It happened before, back in 2008 and 2009 many oil and gas producers cut their dividends as the price of oil collapsed. Today, there is no need for oil prices to fall dramatically for that to see a repeat. Now that natural gas prices have already been decimated, all it takes is an extended period of lower oil pricing before capital expenditures/dividend cuts hit the most vulnerable producers across the board. I picked Enerplus Resources as our textbook example as it has a balanced commodity weighting (50% oil/50% gas) trading with a 15% dividend yield signalling a dividend cut may be in the cards.
Enerplus Corp. ERF.TO 25.895 [-0.105] currently pays $2.16/share on an annual basis and is guiding for 83,000 boe/d in average production for the year. For our scenario let’s use the following commodity strip pricing:
- 2012 average production 83,000 boepd (50% liquids)
- 2012 capex program $800M
- Edmonton Par Realized oil price of $75/barrel
- Natural gas liquids Realized price of $50/barrel
- Natural gas price at $2.10 /mcf
In Q1-12, ERF realized $85CAD per barrel of oil in a $100 WTI environment. Now that WTI is under $85, using $75/barrel is fair as it accounts for the company’s hedges of 62% of its oil volumes at $96/barrel WTI. ERF’s natural gas hedges are insignificant (27% of production at $2.17/mcf) so using a $2.10/mcf price is realistic and slightly above the YTD average price for AECO ($2.00/mcf). As for NGLs, prices have been under pressure in both the US and Canada, $50/bbl is fair with NGL volumes barely accounting for about 5% of production.
The sustainability ratio is a disaster coming in at 200% which means the company is spending twice its income this year ($600M shortfall!). If the $800M program is executed, the net debt will rise from $850 million at the end of 2011 to $1.5 Billion at the end of 2012. This translates into a debt to cash flow multiple of 2.5 up from 1.6 in Q1-12. Something has got to give and it will either be a cut to the capex or a cut to the dividend unless the company monetizes some of its assets. In that regards, ERF is looking to sell $250-$500M in assets. But that is not the solution and would not render the dividend sustainable. If the dividend is not cut, the capex would have to take the hit which impacts the production growth rate. The $800M only grows production 10% so how much can you cut without neutralizing growth?
Can the company raise more money? The company already did with a $330M in an equity offering back in February at $23.45 per share. Obviously, at the current price, this would not be desirable. So we turn towards the company’s bank lines to see if they can avoid tapping the market for money. ERF recently turned $405M into unsecured notes (long term debt) which allows it to enjoy more financial flexibility as its $1 billion bank line is lightly tapped and can absorb the $600 million shortfall. However, funding the dividend and the capital program through debt is not the smartest thing to do as it undermines the long term health of its balance sheet.
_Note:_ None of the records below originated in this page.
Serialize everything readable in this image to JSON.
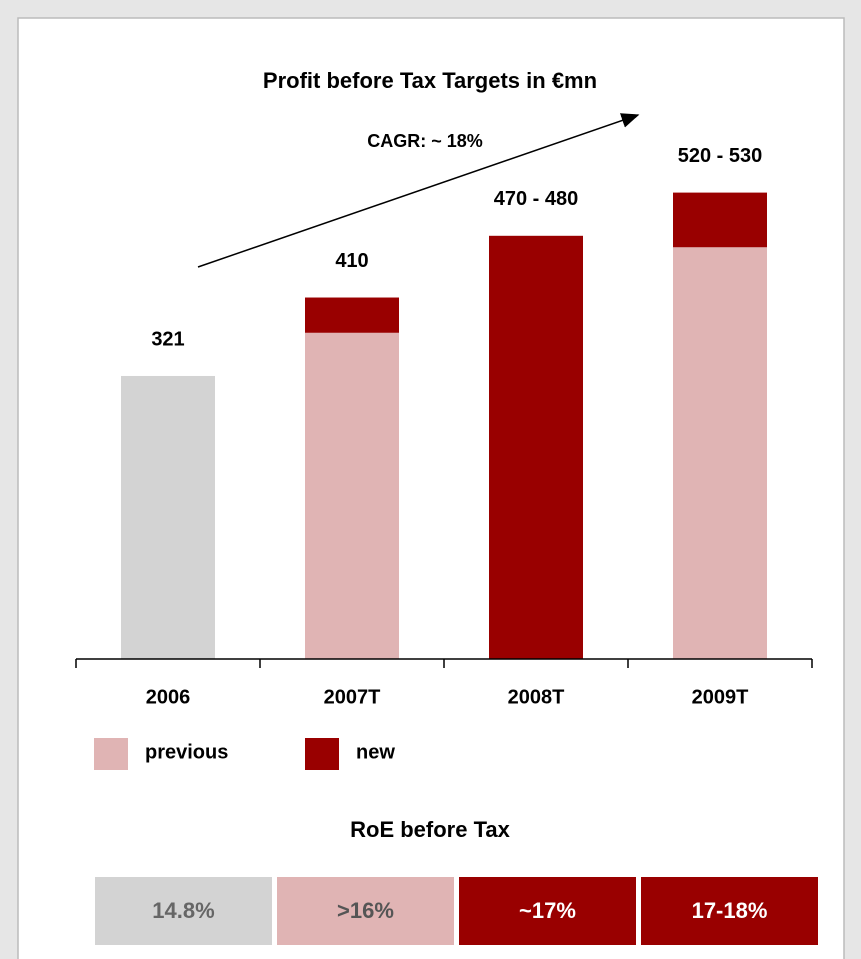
{
  "chart_data": {
    "type": "stacked_bar",
    "title": "Profit before Tax Targets in €mn",
    "annotation": "CAGR: ~ 18%",
    "categories": [
      "2006",
      "2007T",
      "2008T",
      "2009T"
    ],
    "bar_labels": [
      "321",
      "410",
      "470 - 480",
      "520 - 530"
    ],
    "series": [
      {
        "color": "#d3d3d3",
        "values": [
          321,
          null,
          null,
          null
        ]
      },
      {
        "name": "previous",
        "color": "#e0b4b4",
        "values": [
          null,
          370,
          null,
          467
        ]
      },
      {
        "name": "new",
        "color": "#990000",
        "values": [
          null,
          40,
          480,
          62
        ]
      }
    ],
    "ylim": [
      0,
      600
    ]
  },
  "roe": {
    "title": "RoE before Tax",
    "cells": [
      {
        "label": "14.8%",
        "color": "#d3d3d3",
        "text_color": "#666666"
      },
      {
        "label": ">16%",
        "color": "#e0b4b4",
        "text_color": "#555555"
      },
      {
        "label": "~17%",
        "color": "#990000",
        "text_color": "#ffffff"
      },
      {
        "label": "17-18%",
        "color": "#990000",
        "text_color": "#ffffff"
      }
    ]
  }
}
The credit line can only absorb a shortfall for this year which means the company absolutely needs to sell some non-core assets, preferably $500M of those. Failing to do so, downward pressure on the dividend and/or capital spending (impacting growth rate) will only rise. A 50% cut to the dividend brings the total payout ratio down to 167% saving the company $200 million (shortfall cut by 33%) and brings the yield closer to peers. The pressure will only be increasing if oil prices drop below $80 WTI as Canadian oil prices suffer even more due to differentials.
Finally, we take a look at the DRIP where investors recycle their dividend into more shares. Since it has just been approved in the company’s annual meeting, the impact would not be significant enough as ERF is forecasting DRIP will contribute $70M this year.
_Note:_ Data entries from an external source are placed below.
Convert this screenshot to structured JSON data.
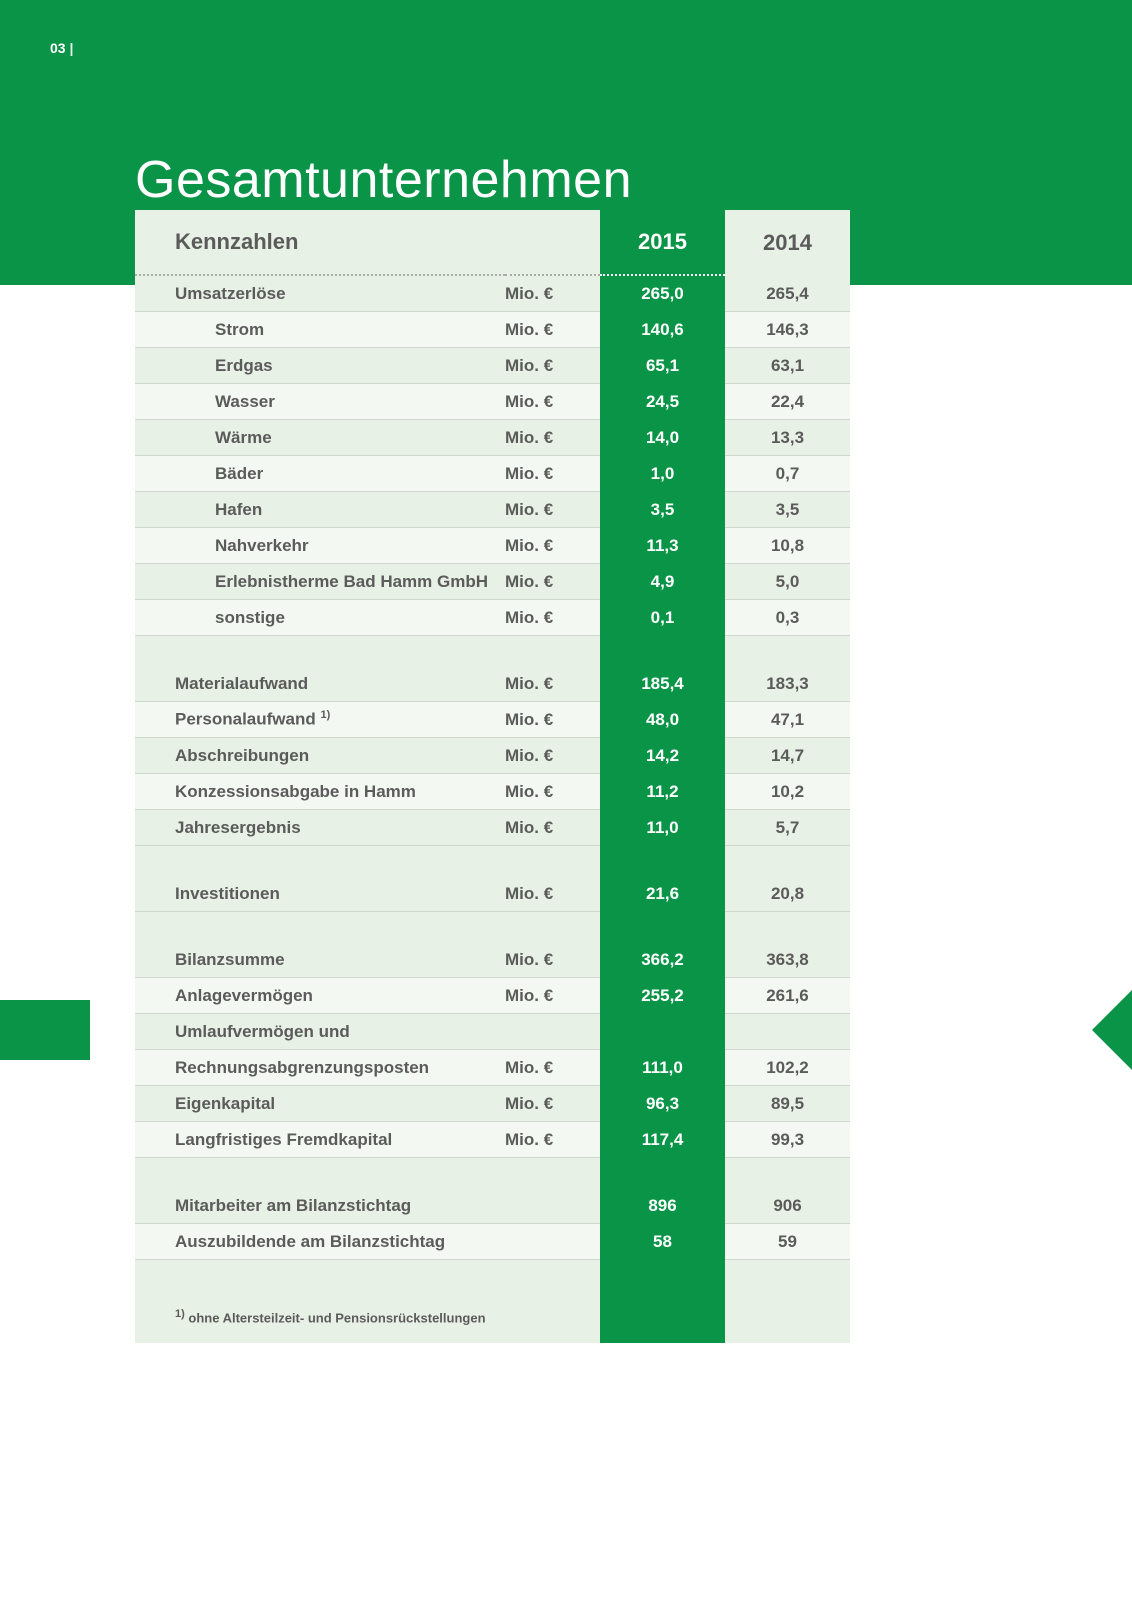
{
  "page_number": "03",
  "title": "Gesamtunternehmen",
  "header": {
    "label": "Kennzahlen",
    "year1": "2015",
    "year2": "2014"
  },
  "unit_currency": "Mio. €",
  "colors": {
    "brand_green": "#0a9447",
    "row_alt": "#e8f1e5",
    "row_plain": "#f4f8f2",
    "text": "#5b5b5b"
  },
  "rows": [
    {
      "label": "Umsatzerlöse",
      "unit": "Mio. €",
      "y1": "265,0",
      "y2": "265,4",
      "sub": false
    },
    {
      "label": "Strom",
      "unit": "Mio. €",
      "y1": "140,6",
      "y2": "146,3",
      "sub": true
    },
    {
      "label": "Erdgas",
      "unit": "Mio. €",
      "y1": "65,1",
      "y2": "63,1",
      "sub": true
    },
    {
      "label": "Wasser",
      "unit": "Mio. €",
      "y1": "24,5",
      "y2": "22,4",
      "sub": true
    },
    {
      "label": "Wärme",
      "unit": "Mio. €",
      "y1": "14,0",
      "y2": "13,3",
      "sub": true
    },
    {
      "label": "Bäder",
      "unit": "Mio. €",
      "y1": "1,0",
      "y2": "0,7",
      "sub": true
    },
    {
      "label": "Hafen",
      "unit": "Mio. €",
      "y1": "3,5",
      "y2": "3,5",
      "sub": true
    },
    {
      "label": "Nahverkehr",
      "unit": "Mio. €",
      "y1": "11,3",
      "y2": "10,8",
      "sub": true
    },
    {
      "label": "Erlebnistherme Bad Hamm GmbH",
      "unit": "Mio. €",
      "y1": "4,9",
      "y2": "5,0",
      "sub": true
    },
    {
      "label": "sonstige",
      "unit": "Mio. €",
      "y1": "0,1",
      "y2": "0,3",
      "sub": true
    },
    {
      "spacer": true
    },
    {
      "label": "Materialaufwand",
      "unit": "Mio. €",
      "y1": "185,4",
      "y2": "183,3"
    },
    {
      "label_html": "Personalaufwand <sup class=\"sup\">1)</sup>",
      "unit": "Mio. €",
      "y1": "48,0",
      "y2": "47,1"
    },
    {
      "label": "Abschreibungen",
      "unit": "Mio. €",
      "y1": "14,2",
      "y2": "14,7"
    },
    {
      "label": "Konzessionsabgabe in Hamm",
      "unit": "Mio. €",
      "y1": "11,2",
      "y2": "10,2"
    },
    {
      "label": "Jahresergebnis",
      "unit": "Mio. €",
      "y1": "11,0",
      "y2": "5,7"
    },
    {
      "spacer": true
    },
    {
      "label": "Investitionen",
      "unit": "Mio. €",
      "y1": "21,6",
      "y2": "20,8"
    },
    {
      "spacer": true
    },
    {
      "label": "Bilanzsumme",
      "unit": "Mio. €",
      "y1": "366,2",
      "y2": "363,8"
    },
    {
      "label": "Anlagevermögen",
      "unit": "Mio. €",
      "y1": "255,2",
      "y2": "261,6"
    },
    {
      "label": "Umlaufvermögen und",
      "unit": "",
      "y1": "",
      "y2": ""
    },
    {
      "label": "Rechnungsabgrenzungsposten",
      "unit": "Mio. €",
      "y1": "111,0",
      "y2": "102,2"
    },
    {
      "label": "Eigenkapital",
      "unit": "Mio. €",
      "y1": "96,3",
      "y2": "89,5"
    },
    {
      "label": "Langfristiges Fremdkapital",
      "unit": "Mio. €",
      "y1": "117,4",
      "y2": "99,3"
    },
    {
      "spacer": true
    },
    {
      "label": "Mitarbeiter am Bilanzstichtag",
      "unit": "",
      "y1": "896",
      "y2": "906"
    },
    {
      "label": "Auszubildende am Bilanzstichtag",
      "unit": "",
      "y1": "58",
      "y2": "59"
    },
    {
      "spacer": true
    }
  ],
  "footnote": "1) ohne Altersteilzeit- und Pensionsrückstellungen"
}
Enerplus is a perfect example for assessing the risks of lower oil prices to dividend paying oil and gas stocks by running through the sustainability ratio (living within cash flow) and financial flexibility (debt leverage, bank lines, dispositions and DRIP). The industry has been facing months of depressed natural gas prices, what happens if the drop in oil prices turns out to be a similar scenario? This is where you take out that calculator and review your dividend paying energy producers to find out what the answer is. For ERF, it’s clear that the dividend or the capex or a combination of both would have to take a cut or risk jeopardizing their financial health in the long run.
Do you think ERF will cut its dividend?